Este 20 de agosto de 2018, se publicó en la Gaceta Parlamentaria de la Cámara de Diputados, una iniciativa presentada por el Diputado Federal Jorge Álvarez Máynez en la Comisión Permanente del Congreso de la Unión, el pasado 8 de agosto de 2018, que propone establecer un gravamen a las herencias multimillonarias que se transmiten en el país. No obstante que en el proyecto se establecen sus objetivos con claridad, la propuesta ha sido objeto de descalificaciones y críticas, algunas de estas con argumentos válidos, y otras motivadas por las fobias y prejuicios que provoca la discusión de cualquier nuevo impuesto en nuestro país.

Vamos por puntos

1. ¿Afectará a todas las herencias? NO

Como se adelantó, se propone establecer un gravamen a las herencias multimillonarias que se transmiten en el país a partir de un impuesto, con tasas diferenciadas.

De acuerdo con Oxfam, se calcula, que la concentración de la riqueza en nuestro país es alarmante, pues el 1% de la población recibe 21% de los ingresos de todo el país; y, las cuatro personas más ricas del país concentran el 9.5% del Producto Interno Bruto. Por su parte, Democracia Deliberada ha señalado que la riqueza patrimonial, concentrada en una cuantas manos, ”se transfiere vía herencias aproximadamente cada 35 años. Esto quiere decir que en promedio cada año el tres por ciento de la riqueza de nuestro país cambia de manos, un equivalente al 20 por ciento del PIB.

Por otra parte, y como señala Luis Ángel Monroy-Gómez-Franco, las condiciones de origen de las personas en México, determinan sus oportunidades, y por ende, su movilidad social. En ese sentido, “la desigualdad de ingresos del presente está sostenida en buena parte por la desigualdad de oportunidades forjada en el pasado,1MONROY-GÓMEZ-FRANCO, Luis Ángel, “IGUALDAD DE OPORTUNIDADES: UN MÉXICO DONDE EL ORIGEN  NO DETERMINE EL DESTINO”, en BECK, Humberto, LEMUS, Rafael (eds.), El futuro es hoy, Biblioteca nueva, México, 2018. ya que, según información disponible en 2011, nos dice Monroy-Gómez-Franco, muestra que “México es un país en el que la posición en la distribución de riqueza del hogar se transmite de generación a generación, particularmente en los extremos de dicha distribución”. Así, por ejemplo, “el 60% de las personas nacidas en el 20% de los hogares más pobres termina en el 40% de los hogares más pobres, mientras que el 57% de la población nacida en el 20% de los hogares más ricos permanece en el 20% de los hogares más ricos en su vida adulta.

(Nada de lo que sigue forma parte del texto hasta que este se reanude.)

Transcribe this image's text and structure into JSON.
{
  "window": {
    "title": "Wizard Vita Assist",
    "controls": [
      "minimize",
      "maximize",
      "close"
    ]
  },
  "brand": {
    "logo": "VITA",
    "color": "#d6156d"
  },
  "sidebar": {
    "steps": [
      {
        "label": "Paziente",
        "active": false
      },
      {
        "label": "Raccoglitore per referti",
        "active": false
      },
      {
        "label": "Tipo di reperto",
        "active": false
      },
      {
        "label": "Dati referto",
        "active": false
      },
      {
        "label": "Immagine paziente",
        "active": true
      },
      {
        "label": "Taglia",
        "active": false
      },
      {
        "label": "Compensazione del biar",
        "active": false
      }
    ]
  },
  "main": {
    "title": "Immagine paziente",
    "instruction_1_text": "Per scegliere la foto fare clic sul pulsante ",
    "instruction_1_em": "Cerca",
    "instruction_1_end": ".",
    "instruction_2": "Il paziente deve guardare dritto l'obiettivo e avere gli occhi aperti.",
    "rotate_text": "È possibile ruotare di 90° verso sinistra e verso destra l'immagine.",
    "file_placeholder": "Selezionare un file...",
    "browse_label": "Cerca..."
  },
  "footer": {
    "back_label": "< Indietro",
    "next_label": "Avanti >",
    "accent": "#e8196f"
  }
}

Así, y debido a la falta de un piso parejo en nuestro país, las desigualdades de origen -esto es, el acceso a bienes y servicios, como salud y educación, derivado del ingreso en el hogar- determinan el acceso desigual a las oportunidades -es decir, que permitan percibir un ingreso digno-, y por tanto, frenan la movilidad social. Consecuentemente, señala Monroy-Gómez-Franco, “las personas nacidas en la parte baja de la distribución de riqueza difícilmente salen de ella, mientras que quienes nacen en la parte más alta difícilmente caen de ella. Así lo muestra el informe Desigualdades en México 2018, elaborado por la Red de Estudios sobre Desigualdades de El Colegio de México, que indica que “solo el 2.1 % de los mexicanos nacidos en hogares con menor acceso a bienes y servicios (quintil 1) puede escalar socialmente en la edad adulta al grupo de mayor acceso (quintil 5)”. Por su parte, sobre la clase media, el informe documenta que “las personas que nacieron en hogares localizados en la mitad de la distribución (quintil 2 y 3) tendrán más probabilidad de permanecer en ese estatus que ascender socialmente”.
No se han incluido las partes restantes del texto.